The EUR/USD pair initially fell during the session on Friday as the nonfarm payroll numbers came out much stronger than anticipated in America. However, the market looked upon the numbers with suspicion as they rightfully should. It turns out that there was quite a bit of John gains given via workers leaving the workforce. Because of this, the Euro got back all of its losses during the session, forming a massive hammer. This hammer is predicated on the 1.38 handle, and as a result I feel that the market should continue to go a bit higher. After all, we really try to break it down but couldn’t.
However, I see a lot of resistance above. The 1.39 level is the first problem, and then you have the 1.40 level which of course is being monitored by the ECB. The European Central Bank has made it well known that the 1.40 level is essentially a “line in the sand.” Because of this I feel that the central bank may get involved sooner or later.
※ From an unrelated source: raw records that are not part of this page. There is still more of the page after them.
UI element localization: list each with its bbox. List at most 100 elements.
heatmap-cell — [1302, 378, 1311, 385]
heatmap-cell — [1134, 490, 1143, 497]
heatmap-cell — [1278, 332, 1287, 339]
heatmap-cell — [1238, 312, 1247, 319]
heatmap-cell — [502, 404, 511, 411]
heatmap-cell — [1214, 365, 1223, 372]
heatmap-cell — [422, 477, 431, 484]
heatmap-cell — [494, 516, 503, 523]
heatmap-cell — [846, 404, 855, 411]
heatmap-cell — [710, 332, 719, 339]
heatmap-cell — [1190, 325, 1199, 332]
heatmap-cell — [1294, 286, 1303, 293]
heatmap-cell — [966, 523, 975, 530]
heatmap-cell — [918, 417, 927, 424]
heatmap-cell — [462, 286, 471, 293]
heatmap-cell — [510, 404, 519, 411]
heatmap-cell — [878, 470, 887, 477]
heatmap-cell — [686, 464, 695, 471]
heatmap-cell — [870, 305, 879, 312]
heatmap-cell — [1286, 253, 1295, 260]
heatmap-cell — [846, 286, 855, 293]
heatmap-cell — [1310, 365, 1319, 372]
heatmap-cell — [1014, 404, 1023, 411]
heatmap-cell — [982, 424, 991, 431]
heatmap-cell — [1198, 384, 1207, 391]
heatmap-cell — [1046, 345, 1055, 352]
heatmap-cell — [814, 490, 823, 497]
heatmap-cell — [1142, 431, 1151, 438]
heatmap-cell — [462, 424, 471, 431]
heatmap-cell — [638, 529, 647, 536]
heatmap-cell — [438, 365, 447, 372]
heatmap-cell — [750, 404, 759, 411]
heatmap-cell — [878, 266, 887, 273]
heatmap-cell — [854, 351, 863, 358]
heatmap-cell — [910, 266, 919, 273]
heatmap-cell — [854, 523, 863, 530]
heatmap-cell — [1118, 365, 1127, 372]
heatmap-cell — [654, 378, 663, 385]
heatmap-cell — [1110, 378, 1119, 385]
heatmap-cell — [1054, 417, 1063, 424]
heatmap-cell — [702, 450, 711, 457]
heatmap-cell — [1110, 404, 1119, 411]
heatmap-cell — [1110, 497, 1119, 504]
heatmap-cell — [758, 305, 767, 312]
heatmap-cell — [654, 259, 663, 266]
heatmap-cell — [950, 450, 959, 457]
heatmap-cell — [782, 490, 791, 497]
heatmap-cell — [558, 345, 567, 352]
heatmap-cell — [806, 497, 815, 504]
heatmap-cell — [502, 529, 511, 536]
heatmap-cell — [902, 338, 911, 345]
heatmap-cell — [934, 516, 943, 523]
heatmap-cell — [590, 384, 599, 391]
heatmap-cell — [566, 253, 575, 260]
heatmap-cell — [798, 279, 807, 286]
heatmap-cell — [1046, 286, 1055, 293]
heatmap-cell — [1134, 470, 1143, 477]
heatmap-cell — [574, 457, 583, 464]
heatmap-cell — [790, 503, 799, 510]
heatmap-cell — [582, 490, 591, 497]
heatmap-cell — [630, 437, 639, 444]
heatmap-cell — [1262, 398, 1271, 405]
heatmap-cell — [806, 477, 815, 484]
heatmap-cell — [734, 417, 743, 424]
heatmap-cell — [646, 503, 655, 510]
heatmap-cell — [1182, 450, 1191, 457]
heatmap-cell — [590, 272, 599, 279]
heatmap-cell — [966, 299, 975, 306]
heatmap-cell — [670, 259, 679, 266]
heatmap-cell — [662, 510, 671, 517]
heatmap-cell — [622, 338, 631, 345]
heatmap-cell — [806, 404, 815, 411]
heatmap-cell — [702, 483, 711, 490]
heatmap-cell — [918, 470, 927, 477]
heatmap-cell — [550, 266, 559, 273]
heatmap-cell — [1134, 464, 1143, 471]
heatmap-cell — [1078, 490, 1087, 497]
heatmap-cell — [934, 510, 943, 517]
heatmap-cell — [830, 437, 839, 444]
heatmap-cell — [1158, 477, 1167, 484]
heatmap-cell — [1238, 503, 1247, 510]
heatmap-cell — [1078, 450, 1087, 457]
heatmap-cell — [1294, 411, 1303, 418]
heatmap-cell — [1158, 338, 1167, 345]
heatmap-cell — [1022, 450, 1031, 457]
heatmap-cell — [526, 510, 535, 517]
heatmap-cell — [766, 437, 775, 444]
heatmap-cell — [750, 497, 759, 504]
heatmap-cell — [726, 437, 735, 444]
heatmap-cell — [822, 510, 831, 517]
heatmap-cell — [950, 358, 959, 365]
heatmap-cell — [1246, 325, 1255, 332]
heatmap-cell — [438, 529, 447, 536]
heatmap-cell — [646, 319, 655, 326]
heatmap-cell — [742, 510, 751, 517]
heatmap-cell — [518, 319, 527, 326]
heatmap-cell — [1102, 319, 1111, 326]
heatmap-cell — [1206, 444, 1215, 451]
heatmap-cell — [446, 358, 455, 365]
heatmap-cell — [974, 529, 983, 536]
European interest rates announcement
Keep in mind that there is an ECB interest rate announcement this week, and they could very well surprise the market if they feel threatened. Regardless, you can almost bank on insane something about the Euro being artificially high, and as a result I suspect that this market is going to really struggle to pick up any real steam to the upside. However, the fact that we could not sell off tells me that perhaps the market is willing to fight the ECB on this one.
As far selling is concerned, I need to see a resistive candle or a move below the 1.38 handle with some type of vigor and significance. Right now, I don’t think that is going to happen so I believe that this market will continue to consolidate in the general vicinity that we have seen for some time now. In other words, it’s going to continue giving most of us out here in the Forex trading world headaches.